For our shiny app, when a user hovers over a particular bar in the bar plot, we intend to highlight the corresponding cells (skills) in the table.
The bar plot is colored according to skill categories.
The skills are values in the data table and their text will be colored accordingly (see Creating data table to show industry skills shift).
For layout interactivity, when the width of the dashboard is reduced, the table will move to the bottom of the bar plot.
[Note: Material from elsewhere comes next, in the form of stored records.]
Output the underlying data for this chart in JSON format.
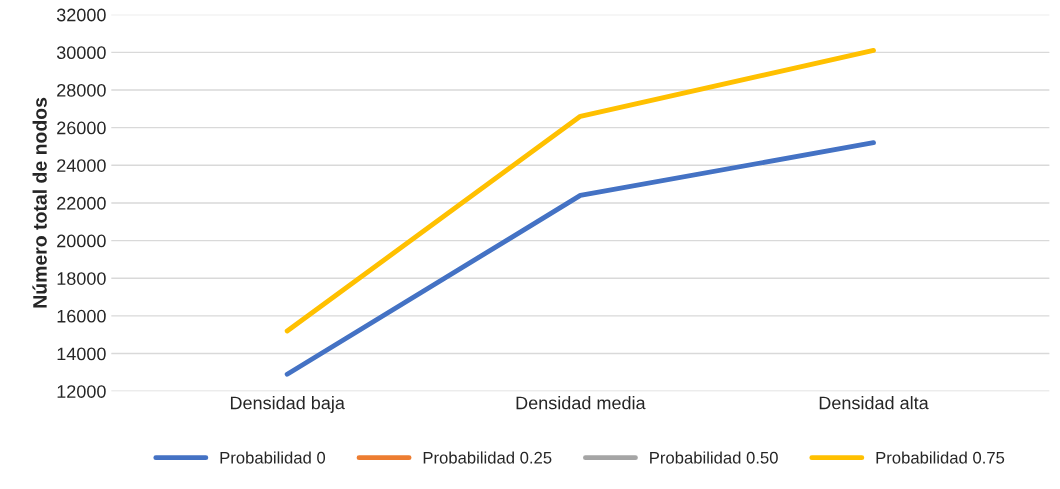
{
  "chart_data": {
    "type": "line",
    "ylabel": "Número total de nodos",
    "categories": [
      "Densidad baja",
      "Densidad media",
      "Densidad alta"
    ],
    "series": [
      {
        "name": "Probabilidad 0",
        "color": "#4472c4",
        "values": [
          12900,
          22400,
          25200
        ]
      },
      {
        "name": "Probabilidad 0.25",
        "color": "#ed7d31",
        "values": [
          null,
          null,
          null
        ]
      },
      {
        "name": "Probabilidad 0.50",
        "color": "#a5a5a5",
        "values": [
          null,
          null,
          null
        ]
      },
      {
        "name": "Probabilidad 0.75",
        "color": "#ffc000",
        "values": [
          15200,
          26600,
          30100
        ]
      }
    ],
    "ylim": [
      12000,
      32000
    ],
    "yticks": [
      12000,
      14000,
      16000,
      18000,
      20000,
      22000,
      24000,
      26000,
      28000,
      30000,
      32000
    ],
    "grid": "y",
    "legend": "bottom",
    "marker": "none",
    "line_style": "solid"
  }
}
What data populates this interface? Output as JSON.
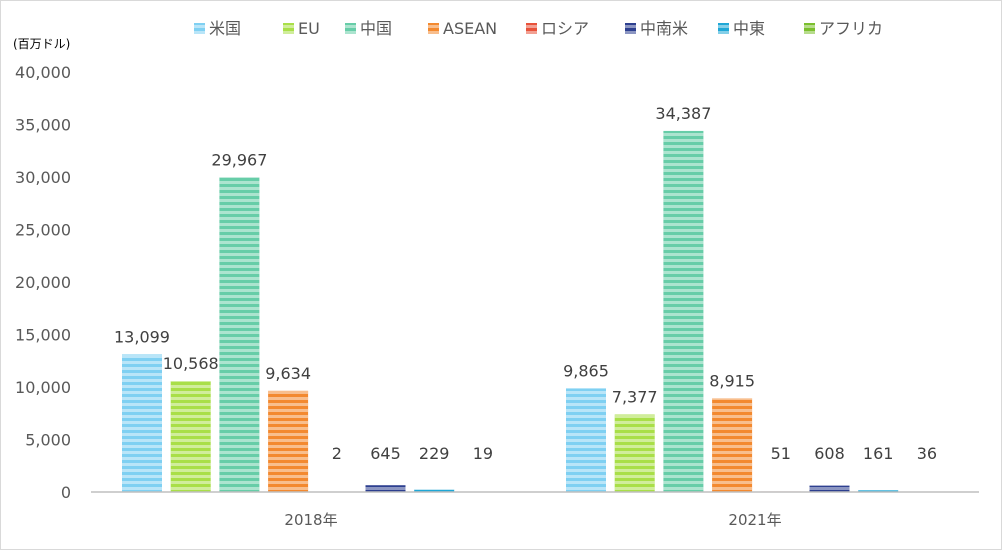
{
  "chart_data": {
    "type": "bar",
    "unit_label": "(百万ドル)",
    "categories": [
      "2018年",
      "2021年"
    ],
    "series": [
      {
        "name": "米国",
        "color": "#7fd0f2",
        "values": [
          13099,
          9865
        ],
        "labels": [
          "13,099",
          "9,865"
        ]
      },
      {
        "name": "EU",
        "color": "#a9df48",
        "values": [
          10568,
          7377
        ],
        "labels": [
          "10,568",
          "7,377"
        ]
      },
      {
        "name": "中国",
        "color": "#67cda8",
        "values": [
          29967,
          34387
        ],
        "labels": [
          "29,967",
          "34,387"
        ]
      },
      {
        "name": "ASEAN",
        "color": "#f3892f",
        "values": [
          9634,
          8915
        ],
        "labels": [
          "9,634",
          "8,915"
        ]
      },
      {
        "name": "ロシア",
        "color": "#e8523a",
        "values": [
          2,
          51
        ],
        "labels": [
          "2",
          "51"
        ]
      },
      {
        "name": "中南米",
        "color": "#2d3f8f",
        "values": [
          645,
          608
        ],
        "labels": [
          "645",
          "608"
        ]
      },
      {
        "name": "中東",
        "color": "#1fa7d6",
        "values": [
          229,
          161
        ],
        "labels": [
          "229",
          "161"
        ]
      },
      {
        "name": "アフリカ",
        "color": "#7bbf2e",
        "values": [
          19,
          36
        ],
        "labels": [
          "19",
          "36"
        ]
      }
    ],
    "ylim": [
      0,
      40000
    ],
    "yticks": [
      0,
      5000,
      10000,
      15000,
      20000,
      25000,
      30000,
      35000,
      40000
    ],
    "ytick_labels": [
      "0",
      "5,000",
      "10,000",
      "15,000",
      "20,000",
      "25,000",
      "30,000",
      "35,000",
      "40,000"
    ],
    "grid": false,
    "legend_position": "top"
  }
}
On the shiny app, we will have multiple tabs for analyses for migration, industry skills and growth trends. In particular, the change in skills and skill categories in each industry over the years is reflected with the visualization above.
For instance, it is apparent from the bar plot below that Veterinary is a highly specialized industry as specialized industry skills forms majority of the top 10 skills in the industry, with soft skills becoming increasingly desired over the years.